A corporate tax expenditure is defined as a provision in the tax code that allows a firm or group of firms to not pay a tax which would otherwise be collected.

  • The modern US tax system is built on the income tax. This system double-taxes investment and savings, distorting market decisions and slowing economic growth.
  • To correct these distortions in the income tax, some special tax provisions were created to mitigate biases against savings and investment and offset other distortions.
  • Current methods employed by Congress’s Joint Committee on Taxation (JCT) and the administration’s Office of Management and Budget (OMB) for assessing the fiscal impact of tax expenditures use the income tax as the “baseline” from which to make their count.
  • Under the current accounting methods, broadly available tax expenditures that correct for economic bias are economically indistinguishable from government-provided tax subsidies that benefit some businesses and industries at the expense of others.
  • A superior tax expenditure baseline would rely on consumption, which would provide a more equal treatment of economic activity and focus attention on tax provisions that truly provide unfair advantages.
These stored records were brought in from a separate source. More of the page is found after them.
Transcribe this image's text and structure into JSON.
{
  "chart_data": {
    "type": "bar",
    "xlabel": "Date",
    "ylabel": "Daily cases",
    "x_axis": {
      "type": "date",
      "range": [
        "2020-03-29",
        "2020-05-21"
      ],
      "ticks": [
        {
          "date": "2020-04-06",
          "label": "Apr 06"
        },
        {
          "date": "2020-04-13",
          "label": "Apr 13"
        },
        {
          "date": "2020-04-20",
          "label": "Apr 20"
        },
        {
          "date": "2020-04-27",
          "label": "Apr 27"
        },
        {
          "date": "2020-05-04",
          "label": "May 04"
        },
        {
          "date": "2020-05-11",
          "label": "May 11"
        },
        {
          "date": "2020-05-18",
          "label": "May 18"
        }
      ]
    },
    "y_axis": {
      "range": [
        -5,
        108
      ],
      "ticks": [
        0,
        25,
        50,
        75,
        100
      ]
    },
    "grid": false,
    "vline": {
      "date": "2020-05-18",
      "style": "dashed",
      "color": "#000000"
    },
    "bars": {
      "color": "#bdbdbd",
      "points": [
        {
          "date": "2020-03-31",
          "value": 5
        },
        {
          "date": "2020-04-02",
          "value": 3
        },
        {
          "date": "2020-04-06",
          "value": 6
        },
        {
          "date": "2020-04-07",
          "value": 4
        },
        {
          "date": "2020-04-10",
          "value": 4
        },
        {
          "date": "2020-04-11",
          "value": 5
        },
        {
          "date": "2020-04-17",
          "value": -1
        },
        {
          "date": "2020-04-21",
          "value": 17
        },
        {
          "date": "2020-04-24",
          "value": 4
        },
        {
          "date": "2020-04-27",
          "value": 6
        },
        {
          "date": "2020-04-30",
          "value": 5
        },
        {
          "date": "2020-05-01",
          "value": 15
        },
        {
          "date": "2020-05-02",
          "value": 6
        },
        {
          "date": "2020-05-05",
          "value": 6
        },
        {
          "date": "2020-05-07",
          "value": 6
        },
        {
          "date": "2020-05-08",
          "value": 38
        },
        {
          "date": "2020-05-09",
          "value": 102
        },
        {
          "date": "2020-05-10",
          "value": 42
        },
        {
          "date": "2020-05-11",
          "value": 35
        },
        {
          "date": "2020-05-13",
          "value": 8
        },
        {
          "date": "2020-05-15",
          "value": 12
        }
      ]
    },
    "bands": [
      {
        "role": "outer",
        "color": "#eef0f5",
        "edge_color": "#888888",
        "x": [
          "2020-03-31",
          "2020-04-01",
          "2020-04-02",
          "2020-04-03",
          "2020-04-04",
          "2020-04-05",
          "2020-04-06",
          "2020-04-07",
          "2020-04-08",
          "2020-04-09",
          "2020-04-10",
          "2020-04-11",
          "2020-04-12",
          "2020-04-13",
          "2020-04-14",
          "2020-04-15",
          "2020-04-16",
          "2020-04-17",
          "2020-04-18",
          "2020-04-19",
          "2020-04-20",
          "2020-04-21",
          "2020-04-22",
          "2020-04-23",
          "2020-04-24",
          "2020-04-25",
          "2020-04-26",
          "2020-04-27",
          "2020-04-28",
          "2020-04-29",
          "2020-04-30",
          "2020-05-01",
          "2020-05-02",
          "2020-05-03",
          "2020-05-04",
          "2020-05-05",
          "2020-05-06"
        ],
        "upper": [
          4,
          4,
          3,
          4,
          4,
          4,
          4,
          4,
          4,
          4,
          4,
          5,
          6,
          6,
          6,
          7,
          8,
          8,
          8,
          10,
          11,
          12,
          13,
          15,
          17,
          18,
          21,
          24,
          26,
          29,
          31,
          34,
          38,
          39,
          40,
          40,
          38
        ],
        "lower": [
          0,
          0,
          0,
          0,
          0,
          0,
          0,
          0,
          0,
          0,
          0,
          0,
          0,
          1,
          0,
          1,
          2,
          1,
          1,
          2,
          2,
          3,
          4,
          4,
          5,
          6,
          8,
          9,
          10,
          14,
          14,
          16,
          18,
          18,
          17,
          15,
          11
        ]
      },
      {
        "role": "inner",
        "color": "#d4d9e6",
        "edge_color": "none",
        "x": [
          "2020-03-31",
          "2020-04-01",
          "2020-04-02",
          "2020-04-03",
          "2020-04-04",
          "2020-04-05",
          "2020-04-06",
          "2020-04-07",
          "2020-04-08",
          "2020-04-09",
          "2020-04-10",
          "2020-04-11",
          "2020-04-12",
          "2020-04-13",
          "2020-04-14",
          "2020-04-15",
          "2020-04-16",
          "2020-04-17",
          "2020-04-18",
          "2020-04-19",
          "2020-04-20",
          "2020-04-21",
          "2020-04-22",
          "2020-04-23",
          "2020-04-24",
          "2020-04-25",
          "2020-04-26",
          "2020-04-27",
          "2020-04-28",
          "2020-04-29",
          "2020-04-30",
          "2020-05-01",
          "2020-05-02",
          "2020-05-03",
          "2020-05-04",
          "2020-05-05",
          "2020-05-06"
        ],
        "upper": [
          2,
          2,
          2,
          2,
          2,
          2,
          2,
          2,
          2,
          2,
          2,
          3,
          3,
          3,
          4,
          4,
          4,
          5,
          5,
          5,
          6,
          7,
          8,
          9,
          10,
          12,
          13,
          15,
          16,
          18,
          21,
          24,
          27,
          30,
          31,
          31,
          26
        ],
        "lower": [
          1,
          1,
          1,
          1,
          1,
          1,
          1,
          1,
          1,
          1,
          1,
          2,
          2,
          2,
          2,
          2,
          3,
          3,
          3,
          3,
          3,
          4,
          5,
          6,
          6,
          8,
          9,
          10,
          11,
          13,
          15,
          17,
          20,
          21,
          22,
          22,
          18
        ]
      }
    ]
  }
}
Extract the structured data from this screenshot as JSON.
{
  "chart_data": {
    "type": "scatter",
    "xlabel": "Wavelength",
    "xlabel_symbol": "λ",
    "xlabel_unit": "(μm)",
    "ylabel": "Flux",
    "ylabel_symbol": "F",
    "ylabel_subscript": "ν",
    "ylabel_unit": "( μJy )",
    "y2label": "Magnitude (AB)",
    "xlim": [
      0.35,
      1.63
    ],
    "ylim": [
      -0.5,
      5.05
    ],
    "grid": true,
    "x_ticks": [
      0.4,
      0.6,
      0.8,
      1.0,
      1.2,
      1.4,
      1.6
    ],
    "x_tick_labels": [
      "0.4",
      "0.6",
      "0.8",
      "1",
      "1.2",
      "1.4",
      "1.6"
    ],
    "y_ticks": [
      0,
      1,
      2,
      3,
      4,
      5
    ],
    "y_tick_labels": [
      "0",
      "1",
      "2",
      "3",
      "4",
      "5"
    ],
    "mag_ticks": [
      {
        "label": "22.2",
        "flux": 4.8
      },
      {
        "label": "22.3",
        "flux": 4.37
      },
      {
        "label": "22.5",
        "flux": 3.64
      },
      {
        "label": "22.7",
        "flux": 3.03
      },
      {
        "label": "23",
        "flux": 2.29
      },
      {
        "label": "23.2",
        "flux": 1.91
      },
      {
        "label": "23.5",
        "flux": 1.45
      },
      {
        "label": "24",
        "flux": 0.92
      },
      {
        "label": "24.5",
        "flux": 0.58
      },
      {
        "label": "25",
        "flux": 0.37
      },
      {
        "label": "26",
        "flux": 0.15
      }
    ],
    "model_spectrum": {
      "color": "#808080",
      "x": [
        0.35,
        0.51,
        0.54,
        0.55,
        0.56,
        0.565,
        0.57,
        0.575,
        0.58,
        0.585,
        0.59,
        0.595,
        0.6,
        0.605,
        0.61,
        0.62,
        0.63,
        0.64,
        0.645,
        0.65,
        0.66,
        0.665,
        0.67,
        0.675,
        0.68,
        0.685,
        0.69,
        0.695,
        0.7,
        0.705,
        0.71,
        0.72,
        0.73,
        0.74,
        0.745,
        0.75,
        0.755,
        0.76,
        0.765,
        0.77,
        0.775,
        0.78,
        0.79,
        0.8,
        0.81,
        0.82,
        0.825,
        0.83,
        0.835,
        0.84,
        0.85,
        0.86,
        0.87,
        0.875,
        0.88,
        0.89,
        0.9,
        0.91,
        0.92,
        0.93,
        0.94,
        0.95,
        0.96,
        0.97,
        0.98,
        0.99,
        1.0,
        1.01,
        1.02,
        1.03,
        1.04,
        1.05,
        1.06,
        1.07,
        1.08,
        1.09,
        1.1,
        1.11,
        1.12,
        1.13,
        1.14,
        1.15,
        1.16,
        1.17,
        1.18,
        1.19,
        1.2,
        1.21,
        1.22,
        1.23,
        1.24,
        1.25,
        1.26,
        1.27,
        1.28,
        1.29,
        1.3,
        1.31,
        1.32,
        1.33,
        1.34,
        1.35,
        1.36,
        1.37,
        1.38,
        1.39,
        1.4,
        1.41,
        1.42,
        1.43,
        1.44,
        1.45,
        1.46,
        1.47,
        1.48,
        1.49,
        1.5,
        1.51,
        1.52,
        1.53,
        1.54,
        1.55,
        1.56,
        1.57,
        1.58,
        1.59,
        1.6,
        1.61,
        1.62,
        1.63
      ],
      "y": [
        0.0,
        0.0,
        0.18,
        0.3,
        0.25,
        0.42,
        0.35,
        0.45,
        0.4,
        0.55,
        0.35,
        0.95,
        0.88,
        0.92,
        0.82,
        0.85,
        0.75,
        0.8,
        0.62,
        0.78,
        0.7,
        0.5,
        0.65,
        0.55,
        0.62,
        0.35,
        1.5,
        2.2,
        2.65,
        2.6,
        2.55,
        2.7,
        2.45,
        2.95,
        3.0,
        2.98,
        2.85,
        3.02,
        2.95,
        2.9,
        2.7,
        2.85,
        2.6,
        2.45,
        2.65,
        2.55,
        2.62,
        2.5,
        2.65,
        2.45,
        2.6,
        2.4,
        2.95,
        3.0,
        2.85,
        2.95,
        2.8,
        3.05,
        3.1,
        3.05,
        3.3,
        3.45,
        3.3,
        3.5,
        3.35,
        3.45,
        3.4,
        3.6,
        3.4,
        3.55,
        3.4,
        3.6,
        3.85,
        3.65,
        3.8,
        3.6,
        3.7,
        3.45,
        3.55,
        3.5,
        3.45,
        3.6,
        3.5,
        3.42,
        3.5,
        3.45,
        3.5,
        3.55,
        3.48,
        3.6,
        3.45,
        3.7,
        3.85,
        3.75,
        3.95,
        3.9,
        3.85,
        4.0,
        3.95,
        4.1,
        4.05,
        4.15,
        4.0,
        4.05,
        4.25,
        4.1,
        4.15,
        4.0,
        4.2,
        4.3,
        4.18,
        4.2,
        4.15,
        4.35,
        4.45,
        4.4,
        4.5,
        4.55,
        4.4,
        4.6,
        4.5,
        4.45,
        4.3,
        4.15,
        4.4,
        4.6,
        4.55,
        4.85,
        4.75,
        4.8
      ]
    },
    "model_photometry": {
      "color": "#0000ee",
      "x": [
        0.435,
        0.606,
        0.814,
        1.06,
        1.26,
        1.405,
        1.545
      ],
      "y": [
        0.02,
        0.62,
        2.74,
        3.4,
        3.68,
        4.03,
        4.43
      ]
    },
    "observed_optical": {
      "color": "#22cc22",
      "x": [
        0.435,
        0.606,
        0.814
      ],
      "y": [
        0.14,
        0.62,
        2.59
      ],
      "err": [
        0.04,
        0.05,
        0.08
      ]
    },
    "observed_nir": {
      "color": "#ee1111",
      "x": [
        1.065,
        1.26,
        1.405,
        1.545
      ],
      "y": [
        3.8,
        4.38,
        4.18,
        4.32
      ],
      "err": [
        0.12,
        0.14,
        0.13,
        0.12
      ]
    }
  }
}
However, even by the standards of a consumption baseline, most corporate tax expenditures are unnecessary privileges that provide unfair advantages to certain industries and firms.

  • Sixty-five percent of corporate tax expenditures privilege certain activities or industries while excluding others.
  • The proliferation of corporate tax expenditures results in disparate effective tax rates that distort consumption and investment and motivate wasteful rent-seeking.
  • The growth of tax expenditures also increases compliance costs by contributing to the lengthening of the tax code, which in the past 30 years has nearly tripled in length, from 26,300 pages in 1984 to the almost 75,000-page behemoth it is today.

This general analysis applies to individual tax expenditures as well. However, the benefits that accrue under certain corporate tax expenditures are often more concentrated, and the politics of privilege shows up in starker contrast.

  • Tax credit for orphan drug research. This corporate tax expenditure targets the cost of researching certain favored drugs for which only a small market is initially thought to exist. This privilege redirects resources away from drugs that could benefit a broader range of people.
  • Special deduction for Blue Cross and Blue Shield. The tax code contains special deductions for many Blue Cross and Blue Shield companies while failing to extend those privileges to their competitors.
  • Tax credit for certain railroad track maintenance. This expenditure offsets capital maintenance costs for a limited number of qualifying railroads, driving capital investment away from its highest-value use and unfairly forcing nonqualifying railroad operators to finance their own capital maintenance.

POLICY RECOMMENDATIONS

The conversation on corporate tax expenditures is complicated by an official tax baseline that relies on a misleading definition of spending through the tax code. The following steps will help curb this problem:

  • Redefine the baseline. The current baseline for measuring tax expenditures rests on an inconsistent definition of income, rendering tax expenditure analysis subjective and unreliable. To remedy this problem, Congress should amend the Congressional Budget and Impoundment Control Act of 1974 to redefine a common baseline around a consistent, broad-based consumption tax baseline.
  • Improve reporting. Even without legislative action, JCT and OMB could begin reporting a second list of tax expenditures using a consumption baseline—a strategy for sounder analysis that has historical precedent in past presidential budgets.
  • Remove special provisions. Congress should expand narrowly applied expenditures that aim to move the tax code toward a neutral base and eliminate expenditures that fail to perform this function. Until a more robust, broad-based consumption-tax system replaces the US income tax, policymakers must also resist adding additional privileges.